Da gab es ein Bild mit einem Baum und einem Busch vor einem
Feld. Oskar hatte sich sicher geglaubt, die Bewegung der Äste, seien eine
Täuschung gewesen. Dann gab es aber ein Bild mit drei Segelschiffen, wo er
plötzlich Bewegungen der Segel und der Wellen sah. Aber sie schienen doch auch
wieder nicht da gewesen zu sein, denn wenn Oskar ein zweites Mal hinschaute,
waren es nur unbewegliche Bilder. Ein anderes Bild schien eine japanische
Landschaft zu haben mit einem Kirschbaum in der Mitte. Dieses Bild hatte sich
soeben zum ersten Mal bewegt. Es schien als wenn der Kirschbaum Oskar folgte.
Oskar hatte sicher zu viel Süßes gegessen. Er war sich sicher,
als sie alle vor dem Auto von Onkel Sven standen, das er die letzte Packung
Gummibärchen in der Nacht besser hätte nicht essen sollen. Sie war ja eigentlich auch als Proviant für
den Tag gedacht.
Im Botanischen Garten war es viel grüner als Oskar erwartet
hatte und gar nicht so langweilig. Onkel Peter erklärte im Wechsel mit Onkel
Sven welche Pflanzen Oskar vor sich hatte und woher sie kamen. Dabei gingen sie
bergauf und bergab. Immer mit der Sonne an ihrer Seite. Sie gingen an einem
Wasserfall vorbei und an einem Uhu aus Stein, einem Waldvogel. Der schien aber
kein glückliches Gesicht zu machen.
Oskar bemerkte schnell, dass sie nicht die Einzigen im Park
waren. Er sah viele Familien mit Kindern spazieren.
Oskar wollte aber nicht nur spazieren, er wollte auch spielen
und so stellte er sich zwischen seinen Onkel und dessen Freund und schwupps
hängte er in der Luft, da beide Onkels ihn bei der Hand nahmen und in die Luft
schwenkten.
Oskar kann fliegen! Oskar kann fliegen! Und noch einmal.
Dann sah Oskar diesen grossen Brunnen vor sich auftauchen. Der
hatte die Form einer Tulpenblüte. Oskar rannte hin, hielt jedoch einige Meter
kurz vorher inne, da er Vögel aus dem Brunnen trinken sah. Plötzlich schaute
ein Vogel ihn direkt an. Erst still, dann sprach es.

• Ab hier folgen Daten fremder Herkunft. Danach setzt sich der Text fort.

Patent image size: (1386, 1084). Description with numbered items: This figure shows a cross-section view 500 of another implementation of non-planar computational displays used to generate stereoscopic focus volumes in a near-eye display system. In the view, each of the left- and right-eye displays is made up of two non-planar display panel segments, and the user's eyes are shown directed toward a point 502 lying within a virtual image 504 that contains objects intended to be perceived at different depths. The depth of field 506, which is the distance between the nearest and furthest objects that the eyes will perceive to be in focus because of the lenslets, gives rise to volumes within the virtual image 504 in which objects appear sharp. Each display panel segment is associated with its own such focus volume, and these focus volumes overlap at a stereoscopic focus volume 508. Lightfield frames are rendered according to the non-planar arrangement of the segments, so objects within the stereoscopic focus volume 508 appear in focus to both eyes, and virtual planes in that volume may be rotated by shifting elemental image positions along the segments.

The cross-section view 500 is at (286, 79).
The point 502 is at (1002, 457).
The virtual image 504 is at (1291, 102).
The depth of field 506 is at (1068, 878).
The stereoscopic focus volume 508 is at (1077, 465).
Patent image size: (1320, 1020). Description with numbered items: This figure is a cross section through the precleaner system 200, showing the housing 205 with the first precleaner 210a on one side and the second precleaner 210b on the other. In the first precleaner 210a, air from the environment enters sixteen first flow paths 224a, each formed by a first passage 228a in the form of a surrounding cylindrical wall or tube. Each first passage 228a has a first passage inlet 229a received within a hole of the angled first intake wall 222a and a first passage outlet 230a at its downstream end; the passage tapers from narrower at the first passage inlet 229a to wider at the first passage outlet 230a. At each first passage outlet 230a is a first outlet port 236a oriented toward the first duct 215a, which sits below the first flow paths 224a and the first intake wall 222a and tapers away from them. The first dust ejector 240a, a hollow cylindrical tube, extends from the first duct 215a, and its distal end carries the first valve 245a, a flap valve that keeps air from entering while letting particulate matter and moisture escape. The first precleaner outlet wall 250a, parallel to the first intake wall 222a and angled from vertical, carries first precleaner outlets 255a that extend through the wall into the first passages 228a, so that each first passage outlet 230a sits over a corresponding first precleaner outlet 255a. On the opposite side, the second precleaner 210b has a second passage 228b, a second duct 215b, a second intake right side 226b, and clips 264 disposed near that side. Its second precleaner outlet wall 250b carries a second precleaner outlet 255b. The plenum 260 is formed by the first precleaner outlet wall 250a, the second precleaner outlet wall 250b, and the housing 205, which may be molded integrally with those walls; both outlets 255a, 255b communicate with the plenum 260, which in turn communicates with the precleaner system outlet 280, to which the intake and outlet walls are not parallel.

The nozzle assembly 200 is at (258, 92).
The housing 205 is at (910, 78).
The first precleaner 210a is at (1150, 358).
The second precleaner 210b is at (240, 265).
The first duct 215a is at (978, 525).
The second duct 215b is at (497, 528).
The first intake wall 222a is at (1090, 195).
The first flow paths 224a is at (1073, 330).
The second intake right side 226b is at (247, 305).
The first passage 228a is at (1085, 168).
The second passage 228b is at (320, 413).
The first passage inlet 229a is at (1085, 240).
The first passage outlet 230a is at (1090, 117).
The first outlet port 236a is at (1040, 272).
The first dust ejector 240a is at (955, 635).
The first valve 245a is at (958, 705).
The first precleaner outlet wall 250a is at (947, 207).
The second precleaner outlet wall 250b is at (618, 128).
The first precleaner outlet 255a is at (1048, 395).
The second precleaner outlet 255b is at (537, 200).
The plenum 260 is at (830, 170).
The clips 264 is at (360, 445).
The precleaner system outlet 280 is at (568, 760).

Oskar traute seinen Ohren nicht! Was hatte es gesagt? Nein das
konnte nicht sein! Vögel zwitschern, aber sie sprechen doch nicht! Das wusste
Oskar genau und doch, sprach dieser Vogel, dieses kleine Etwas zu ihm und
widerholte geduldig seine Worte.
-Komm’ folge mir und du wirst dein Abenteuer des Lebens
erleben!-
Wie sollte Oskar einem Vogel folgen? Einem sprechendem noch
dazu!
Er schaute sich schnell um, ob noch jemand etwas mitbekommen
hatte, aber es schien keiner das Gespräch zwischen Oskar und dem Vogelwesen
bemerkt zu haben. Onkel Peter und Sven sassen auf der Bank vor dem Kaffeehaus,
welches gleich neben den Blumenbeeten stand und winkten ihm fröhlich zu. Dann
wendeten sie sich ihren Kaffeetassen zu und schienen im Gespräch versunken.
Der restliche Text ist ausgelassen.